Untuk bisa mencapai ini diperlukan dukungan dari semua pihak. Selama ini para penulis yang lahir menurut Warih lebih merupakan hasil pembelajaran yang otodidak dan bakat alam dari masing-masing penulis. Belum ada kurikulum khusus dalam sistem pendidikan Indonesia yang mendorong berkembangnya sastra secara lebih sistematis.

Oleh karenanya amat diperlukan sebuah kurikulum yang bisa membantu mengkatalisasi perkembangan sastra Indonesia. “Di banyak negara, belajar membaca sastra, dan menulis dalam arti yang sebenarnya adalah bagian tak terpisahkan dari kurikulum. Sehingga para penulis di sana matang dengan jauh lebih cepat,” kata Warih.

Sementara menurut Radhar, jalan keluar dari keadaan yang sungguh tak
menggembirakan ini terletak pada kemampuan komunitas sastra sendiri untuk
memperkuat basis intelektual mereka. “Sastra Indonesia memerlukan juru bicara yang fasih dan memiliki pengetahuan mendalam tentang sejarah dan dunia sastra Indonesia. Juga konsisten membawa sastra Indonesia ke dunia internasional.
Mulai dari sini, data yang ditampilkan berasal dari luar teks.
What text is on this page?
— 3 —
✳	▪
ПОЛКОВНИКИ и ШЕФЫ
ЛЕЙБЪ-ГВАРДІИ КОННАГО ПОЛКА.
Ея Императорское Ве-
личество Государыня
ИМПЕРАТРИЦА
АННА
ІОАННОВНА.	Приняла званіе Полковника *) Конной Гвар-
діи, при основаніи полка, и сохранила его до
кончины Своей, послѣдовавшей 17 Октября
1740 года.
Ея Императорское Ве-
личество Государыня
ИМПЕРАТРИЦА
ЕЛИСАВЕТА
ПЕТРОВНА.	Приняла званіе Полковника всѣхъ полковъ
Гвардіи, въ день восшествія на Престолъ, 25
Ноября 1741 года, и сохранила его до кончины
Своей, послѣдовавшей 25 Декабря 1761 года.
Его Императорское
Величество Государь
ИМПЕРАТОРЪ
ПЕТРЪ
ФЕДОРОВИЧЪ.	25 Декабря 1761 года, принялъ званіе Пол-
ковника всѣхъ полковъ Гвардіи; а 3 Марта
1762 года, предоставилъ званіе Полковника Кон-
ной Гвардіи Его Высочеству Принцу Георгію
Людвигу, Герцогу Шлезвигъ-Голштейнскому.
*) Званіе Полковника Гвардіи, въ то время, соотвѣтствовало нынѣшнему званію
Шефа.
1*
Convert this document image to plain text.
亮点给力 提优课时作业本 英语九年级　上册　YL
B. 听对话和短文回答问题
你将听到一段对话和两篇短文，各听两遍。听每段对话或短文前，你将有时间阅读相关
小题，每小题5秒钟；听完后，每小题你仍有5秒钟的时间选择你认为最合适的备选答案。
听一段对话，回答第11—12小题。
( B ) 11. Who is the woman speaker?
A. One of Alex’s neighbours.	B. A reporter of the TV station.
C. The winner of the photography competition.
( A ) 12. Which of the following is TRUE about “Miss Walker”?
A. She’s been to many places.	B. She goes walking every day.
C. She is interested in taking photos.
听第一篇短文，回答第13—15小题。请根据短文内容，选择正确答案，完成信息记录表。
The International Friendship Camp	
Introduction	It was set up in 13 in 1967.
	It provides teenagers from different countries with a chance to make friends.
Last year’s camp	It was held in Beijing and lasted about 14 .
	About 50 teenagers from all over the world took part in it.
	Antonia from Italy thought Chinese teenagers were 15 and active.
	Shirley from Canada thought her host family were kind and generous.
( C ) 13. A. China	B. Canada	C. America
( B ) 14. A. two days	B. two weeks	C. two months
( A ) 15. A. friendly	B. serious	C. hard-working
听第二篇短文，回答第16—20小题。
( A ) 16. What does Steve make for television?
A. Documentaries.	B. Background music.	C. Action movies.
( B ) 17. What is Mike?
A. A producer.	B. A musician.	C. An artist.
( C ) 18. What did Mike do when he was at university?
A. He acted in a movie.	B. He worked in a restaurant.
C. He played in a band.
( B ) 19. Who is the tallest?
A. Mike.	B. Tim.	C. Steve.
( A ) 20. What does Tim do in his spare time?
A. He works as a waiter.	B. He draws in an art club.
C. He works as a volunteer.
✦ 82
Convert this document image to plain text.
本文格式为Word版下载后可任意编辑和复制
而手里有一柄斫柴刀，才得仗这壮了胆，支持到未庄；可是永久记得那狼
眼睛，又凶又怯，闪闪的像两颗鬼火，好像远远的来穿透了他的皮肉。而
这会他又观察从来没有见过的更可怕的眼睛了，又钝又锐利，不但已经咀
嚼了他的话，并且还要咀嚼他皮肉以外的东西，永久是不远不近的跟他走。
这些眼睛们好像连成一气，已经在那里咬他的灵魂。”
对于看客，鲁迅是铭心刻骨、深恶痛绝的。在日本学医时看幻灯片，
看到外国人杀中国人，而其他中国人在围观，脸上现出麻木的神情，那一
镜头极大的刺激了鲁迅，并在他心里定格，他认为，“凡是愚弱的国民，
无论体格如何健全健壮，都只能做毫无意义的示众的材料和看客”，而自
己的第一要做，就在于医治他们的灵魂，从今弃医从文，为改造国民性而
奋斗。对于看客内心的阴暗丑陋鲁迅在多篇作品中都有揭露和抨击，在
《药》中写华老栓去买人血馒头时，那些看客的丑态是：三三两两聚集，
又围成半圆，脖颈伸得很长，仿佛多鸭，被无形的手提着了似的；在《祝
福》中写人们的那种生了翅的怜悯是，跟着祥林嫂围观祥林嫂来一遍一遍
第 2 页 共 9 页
Juru bicara ini juga harus memiliki pengetahuan yang luas dan senantiasa terkini mengenai perkembangan sastra di dunia internasional,” ujar Radhar.

Penguasaan bahasa asing yang memadai menurut Warih juga merupakan kunci lain untuk makin memperkaya wilayah jelajah para sastrawan Indonesia melamlaui sejarah sastra nasionalnya. Banyak membaca hasil karya sastra dunia akan memperkaya cara pandang, memperkaya kemungkinan tema, juga membantu para sastrawan masuk ke dalam pergaulan internasional.

“Penguasaan bahasa asing yang baik bahkan memungkinkan dihilangkannya klaim komunitas, seperti banyak terjadi sekarang, sebab seorang sastrawan yang bisa berbahasa asing dengan baik akan lebih mudah berhubungan langsung dengan pihak luar,” ujar Warih.

Untunglah menilik perkembangan generasi sastrawan yang lebih muda sekarang, Warih melihat sudah ada banyak kemajuan. “Di Bali contohnya, para penulis berusia 19-20 tahun saat ini dengan mudah mengujarkan apa yang dahulu di generasi saya perlu waktu cukup panjang untuk mengujarkannya,” ujarnya.